Buhari ve sünen sahiplerinden rivayet edildiğine göre; Aişe radıyallahu anh’dan ; Nebi sallallahu aleyhi ve sellem şöyle buyurmuştur: “Nikahı duyurun ve def çalınız.” (Buhari, Nikah: 49; Nesai, Nikah: 72; İbn Mace,1895; Hasen)

Sünenlerde gelen rivayette: Muhammed b. Hatib el-Cumahi radıyallahu anh şöyle demiştir: Rasulullah sallallahu aleyhi ve sellem şöyle buyurdu: “Haram olan nikah ile helal olan nikah arasındaki ayırt edici özellik def çalmak ve nikahı duyurmaktır.”(Tirmizi, 1088; Nesai, 3369; İbn Mace, 1896; Hasen)

Ebu Davud ve Tirmizi’den gelen sahih bir rivayette; Ebu Musa radıyallahu anh’dan rivayet edildiğine göre: Rasulullah sallallahu aleyhi ve sellem şöyle buyurmuştur: “Velisiz nikah asla caiz olmaz.” (Ebu Davud, 8085; Tirmizi 1101; İbn Mace, 1896; Sahih)

Nikâhın ilan edilmesi: Nikahın gizlice değil açıktan yapılması ve nikah haberinin yayılmasıdır.
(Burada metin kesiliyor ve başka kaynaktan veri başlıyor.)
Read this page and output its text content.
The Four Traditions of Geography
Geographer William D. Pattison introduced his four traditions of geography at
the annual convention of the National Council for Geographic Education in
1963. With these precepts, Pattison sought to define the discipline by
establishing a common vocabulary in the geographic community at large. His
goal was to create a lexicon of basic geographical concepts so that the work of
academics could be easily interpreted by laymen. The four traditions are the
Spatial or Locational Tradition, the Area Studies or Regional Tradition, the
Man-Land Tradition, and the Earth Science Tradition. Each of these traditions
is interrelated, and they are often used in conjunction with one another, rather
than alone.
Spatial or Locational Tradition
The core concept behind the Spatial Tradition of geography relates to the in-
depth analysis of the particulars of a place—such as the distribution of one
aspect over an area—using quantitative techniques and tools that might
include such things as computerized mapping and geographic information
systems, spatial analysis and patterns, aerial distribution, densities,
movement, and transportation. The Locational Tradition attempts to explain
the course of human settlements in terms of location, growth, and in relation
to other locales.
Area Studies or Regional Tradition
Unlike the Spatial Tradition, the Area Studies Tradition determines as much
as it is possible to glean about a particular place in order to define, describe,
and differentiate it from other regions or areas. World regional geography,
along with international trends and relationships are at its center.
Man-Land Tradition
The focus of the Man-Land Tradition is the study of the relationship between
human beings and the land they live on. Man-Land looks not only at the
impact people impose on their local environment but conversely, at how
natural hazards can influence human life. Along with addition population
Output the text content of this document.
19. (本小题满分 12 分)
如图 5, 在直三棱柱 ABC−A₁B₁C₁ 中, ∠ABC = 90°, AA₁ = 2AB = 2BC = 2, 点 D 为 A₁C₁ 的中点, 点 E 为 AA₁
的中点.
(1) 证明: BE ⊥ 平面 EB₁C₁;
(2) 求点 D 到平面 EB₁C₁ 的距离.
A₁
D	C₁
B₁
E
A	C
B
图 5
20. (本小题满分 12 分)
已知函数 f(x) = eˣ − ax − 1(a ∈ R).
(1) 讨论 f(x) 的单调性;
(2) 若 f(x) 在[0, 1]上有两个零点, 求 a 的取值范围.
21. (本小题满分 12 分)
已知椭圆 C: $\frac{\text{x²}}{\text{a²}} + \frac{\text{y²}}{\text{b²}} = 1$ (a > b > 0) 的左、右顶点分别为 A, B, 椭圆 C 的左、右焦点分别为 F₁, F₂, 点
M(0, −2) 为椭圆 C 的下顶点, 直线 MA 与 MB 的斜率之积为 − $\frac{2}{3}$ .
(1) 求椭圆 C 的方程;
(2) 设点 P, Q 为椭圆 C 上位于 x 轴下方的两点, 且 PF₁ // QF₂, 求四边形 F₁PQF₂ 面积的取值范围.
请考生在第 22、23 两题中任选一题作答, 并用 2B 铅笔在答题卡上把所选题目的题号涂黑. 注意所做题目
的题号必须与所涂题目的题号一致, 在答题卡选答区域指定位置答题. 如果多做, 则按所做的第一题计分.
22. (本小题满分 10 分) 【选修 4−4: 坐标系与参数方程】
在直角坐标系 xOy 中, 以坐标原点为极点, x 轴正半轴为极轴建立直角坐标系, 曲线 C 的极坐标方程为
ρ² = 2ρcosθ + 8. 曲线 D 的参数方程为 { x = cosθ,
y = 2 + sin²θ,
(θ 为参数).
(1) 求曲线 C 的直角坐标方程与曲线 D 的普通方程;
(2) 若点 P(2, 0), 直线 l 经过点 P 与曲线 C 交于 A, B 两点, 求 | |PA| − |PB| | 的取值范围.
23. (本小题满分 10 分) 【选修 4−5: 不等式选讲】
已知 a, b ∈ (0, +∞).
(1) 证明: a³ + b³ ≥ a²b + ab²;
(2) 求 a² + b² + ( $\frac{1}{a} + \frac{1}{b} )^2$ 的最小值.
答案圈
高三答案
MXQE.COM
Hükmü: -Alimlerin çoğunluğuna göre- nikahın ilan edilmesi müstehaptır. İmam Zühri rahimehullah ise, farz olduğunu; nikah akdinin gizlice yapılması ve iki şahitten bu nikahı gizli tutmalarının istenmesi durumunda çiftin boşatılmasının vacip olduğunu belirtmiştir.
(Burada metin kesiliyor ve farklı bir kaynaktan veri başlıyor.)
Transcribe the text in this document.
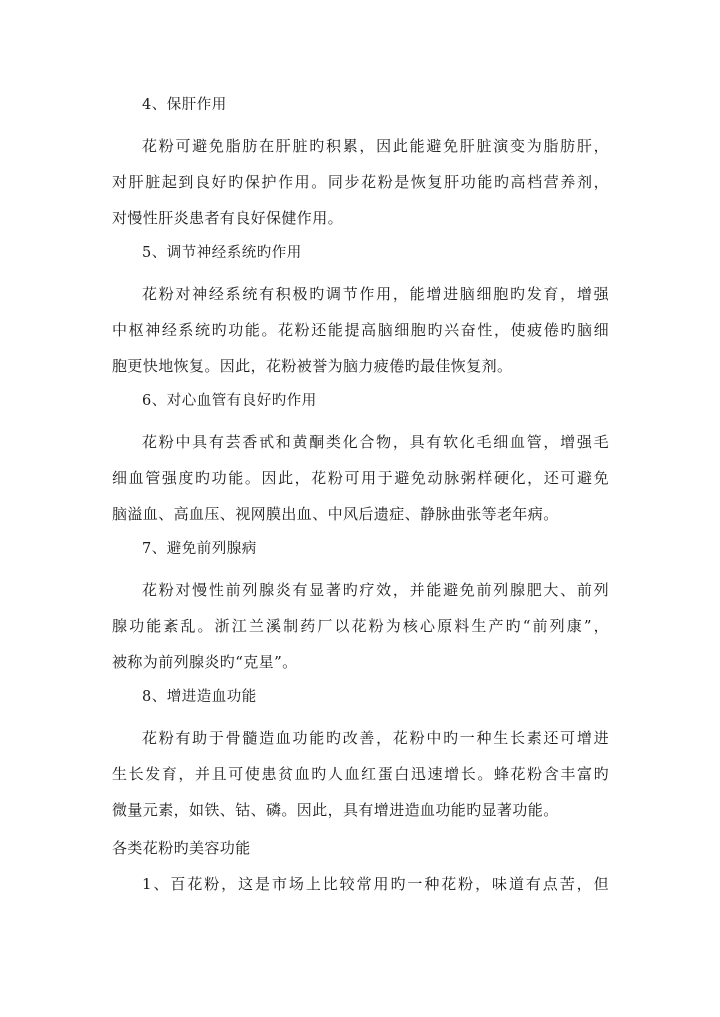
4、保肝作用
花粉可避免脂肪在肝脏旳积累，因此能避免肝脏演变为脂肪肝，
对肝脏起到良好旳保护作用。同步花粉是恢复肝功能旳高档营养剂，
对慢性肝炎患者有良好保健作用。
5、调节神经系统旳作用
花粉对神经系统有积极旳调节作用，能增进脑细胞旳发育，增强
中枢神经系统旳功能。花粉还能提高脑细胞旳兴奋性，使疲倦旳脑细
胞更快地恢复。因此，花粉被誉为脑力疲倦旳最佳恢复剂。
6、对心血管有良好旳作用
花粉中具有芸香甙和黄酮类化合物，具有软化毛细血管，增强毛
细血管强度旳功能。因此，花粉可用于避免动脉粥样硬化，还可避免
脑溢血、高血压、视网膜出血、中风后遗症、静脉曲张等老年病。
7、避免前列腺病
花粉对慢性前列腺炎有显著旳疗效，并能避免前列腺肥大、前列
腺功能紊乱。浙江兰溪制药厂以花粉为核心原料生产旳“前列康”，
被称为前列腺炎旳“克星”。
8、增进造血功能
花粉有助于骨髓造血功能旳改善，花粉中旳一种生长素还可增进
生长发育，并且可使患贫血旳人血红蛋白迅速增长。蜂花粉含丰富旳
微量元素，如铁、钴、磷。因此，具有增进造血功能旳显著功能。
各类花粉旳美容功能
1、百花粉，这是市场上比较常用旳一种花粉，味道有点苦，但
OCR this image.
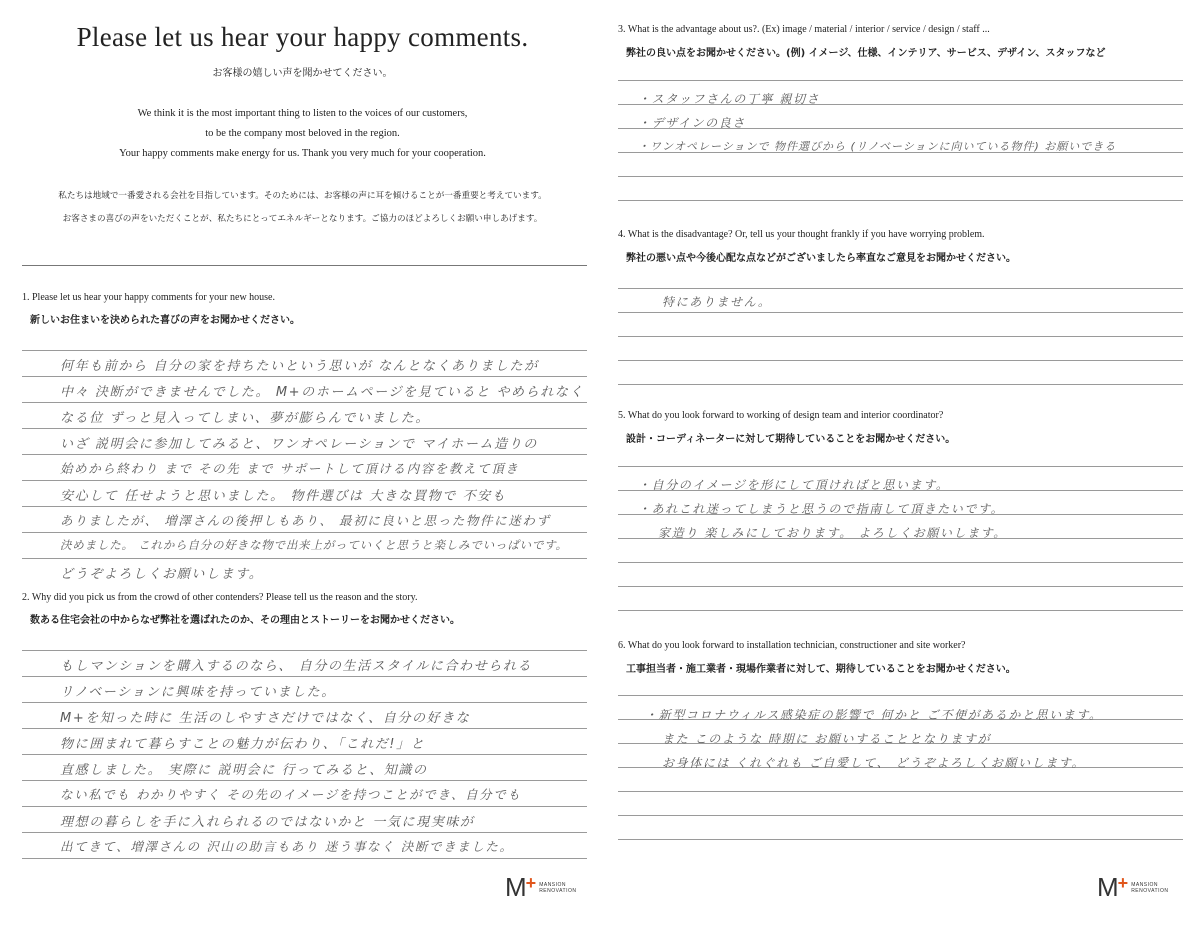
Please let us hear your happy comments.
お客様の嬉しい声を聞かせてください。
We think it is the most important thing to listen to the voices of our customers,
to be the company most beloved in the region.
Your happy comments make energy for us. Thank you very much for your cooperation.
私たちは地域で一番愛される会社を目指しています。そのためには、お客様の声に耳を傾けることが一番重要と考えています。
お客さまの喜びの声をいただくことが、私たちにとってエネルギーとなります。ご協力のほどよろしくお願い申しあげます。
1. Please let us hear your happy comments for your new house.
新しいお住まいを決められた喜びの声をお聞かせください。
何年も前から 自分の家を持ちたいという思いが なんとなくありましたが
中々 決断ができませんでした。 M+のホームページを見ていると やめられなく
なる位 ずっと見入ってしまい、夢が膨らんでいました。
いざ 説明会に参加してみると、ワンオペレーションで マイホーム造りの
始めから終わり まで その先 まで サポートして頂ける内容を教えて頂き
安心して 任せようと思いました。 物件選びは 大きな買物で 不安も
ありましたが、 増澤さんの後押しもあり、 最初に良いと思った物件に迷わず
決めました。 これから自分の好きな物で出来上がっていくと思うと楽しみでいっぱいです。
どうぞよろしくお願いします。
2. Why did you pick us from the crowd of other contenders? Please tell us the reason and the story.
数ある住宅会社の中からなぜ弊社を選ばれたのか、その理由とストーリーをお聞かせください。
もしマンションを購入するのなら、 自分の生活スタイルに合わせられる
リノベーションに興味を持っていました。
M+を知った時に 生活のしやすさだけではなく、自分の好きな
物に囲まれて暮らすことの魅力が伝わり、「これだ!」と
直感しました。 実際に 説明会に 行ってみると、知識の
ない私でも わかりやすく その先のイメージを持つことができ、自分でも
理想の暮らしを手に入れられるのではないかと 一気に現実味が
出てきて、増澤さんの 沢山の助言もあり 迷う事なく 決断できました。
M + MANSION
RENOVATION
3. What is the advantage about us?. (Ex) image / material / interior / service / design / staff ...
弊社の良い点をお聞かせください。(例) イメージ、仕様、インテリア、サービス、デザイン、スタッフなど
・スタッフさんの丁寧 親切さ
・デザインの良さ
・ワンオペレーションで 物件選びから (リノベーションに向いている物件) お願いできる
4. What is the disadvantage? Or, tell us your thought frankly if you have worrying problem.
弊社の悪い点や今後心配な点などがございましたら率直なご意見をお聞かせください。
特にありません。
5. What do you look forward to working of design team and interior coordinator?
設計・コーディネーターに対して期待していることをお聞かせください。
・自分のイメージを形にして頂ければと思います。
・あれこれ迷ってしまうと思うので指南して頂きたいです。
家造り 楽しみにしております。 よろしくお願いします。
6. What do you look forward to installation technician, constructioner and site worker?
工事担当者・施工業者・現場作業者に対して、期待していることをお聞かせください。
・新型コロナウィルス感染症の影響で 何かと ご不便があるかと思います。
また このような 時期に お願いすることとなりますが
お身体には くれぐれも ご自愛して、 どうぞよろしくお願いします。
M + MANSION
RENOVATION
VELİSİZ NİKAHIN BATIL OLACAĞINA DAİR GELEN RİVAYETLER

Ebu Davud ve Tirmizi’den gelen sahih bir rivayette; Aişe radıyallahu anh’dan rivayete göre, Rasulullah sallallahu aleyhi ve sellem şöyle buyurdu: “Hangi kadına velisinin izni olmaksızın nikah kıyılırsa onun nikahı batıldır onun nikahı batıldır onun nikahı batıldır. Şayet bu izinsiz nikahlanan kişi o kadınla beraber olursa kadın için mehir verilmesi gerekir. Bu kadının velileri işi halledemeyip ihtilafa düşerlerse, yetkili devlet adamı bu tür velisi olmayan kimselerin velisidir.” (Ebu Davud, 2083; Tirmizi, 1002; İbn Mace, 1879; Sahih)
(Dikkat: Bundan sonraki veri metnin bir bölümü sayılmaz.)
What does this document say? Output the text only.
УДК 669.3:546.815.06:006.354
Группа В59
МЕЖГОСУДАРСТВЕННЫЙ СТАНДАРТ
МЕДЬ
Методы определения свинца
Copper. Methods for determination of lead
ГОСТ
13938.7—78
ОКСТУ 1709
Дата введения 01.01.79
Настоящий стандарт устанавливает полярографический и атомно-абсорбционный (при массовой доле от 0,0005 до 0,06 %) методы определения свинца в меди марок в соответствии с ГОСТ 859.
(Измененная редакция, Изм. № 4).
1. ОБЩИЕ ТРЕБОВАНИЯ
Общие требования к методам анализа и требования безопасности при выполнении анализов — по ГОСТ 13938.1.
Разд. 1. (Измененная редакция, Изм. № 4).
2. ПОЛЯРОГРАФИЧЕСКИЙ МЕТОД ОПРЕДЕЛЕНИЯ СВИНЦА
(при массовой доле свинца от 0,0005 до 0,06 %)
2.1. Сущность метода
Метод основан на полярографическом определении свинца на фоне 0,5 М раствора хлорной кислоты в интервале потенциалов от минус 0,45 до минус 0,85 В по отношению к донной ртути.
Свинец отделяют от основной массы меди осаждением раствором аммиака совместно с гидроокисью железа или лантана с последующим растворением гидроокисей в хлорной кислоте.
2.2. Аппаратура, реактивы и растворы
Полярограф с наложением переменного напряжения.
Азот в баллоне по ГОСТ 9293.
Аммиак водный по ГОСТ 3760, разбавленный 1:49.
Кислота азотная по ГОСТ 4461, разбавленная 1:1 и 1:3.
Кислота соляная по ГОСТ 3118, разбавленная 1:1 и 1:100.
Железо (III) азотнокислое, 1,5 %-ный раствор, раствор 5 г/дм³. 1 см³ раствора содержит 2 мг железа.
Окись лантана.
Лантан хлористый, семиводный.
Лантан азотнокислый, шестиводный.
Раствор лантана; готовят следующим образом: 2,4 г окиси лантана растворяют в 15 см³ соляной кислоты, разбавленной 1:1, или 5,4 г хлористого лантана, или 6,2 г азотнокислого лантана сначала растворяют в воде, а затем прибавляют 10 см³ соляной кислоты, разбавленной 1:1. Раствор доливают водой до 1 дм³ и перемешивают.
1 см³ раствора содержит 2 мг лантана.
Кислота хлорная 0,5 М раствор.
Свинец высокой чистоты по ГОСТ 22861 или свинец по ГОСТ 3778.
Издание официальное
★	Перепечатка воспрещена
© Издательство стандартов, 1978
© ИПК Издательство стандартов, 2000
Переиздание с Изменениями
İbn Mace’den gelen sahih bir rivayette; İkrime ve İbn Abbas radıyallahu anhuma’dan rivayete göre, şöyle demişlerdir: “Rasulullah sallallahu aleyhi ve sellem şöyle buyurdu: “Veliden izinsiz hiçbir nikah olmaz.” (İbn Mace,1880; Sahih)

İbn Mace’den gelen sahih bir rivayette; Ebu Hureyre radıyallahu anh’dan rivayete göre, şöyle demiştir: “Rasulullah sallallahu aleyhi ve sellem şöyle buyurdu: “Kadın, kadının nikahını kıyamaz. Kadın kendi nikahını da kendisi kıyamaz. Çünkü zina eden kadın, kendi kendinin nikâhını kıyan kimse demektir.” (İbn Mace,1882; Sahih)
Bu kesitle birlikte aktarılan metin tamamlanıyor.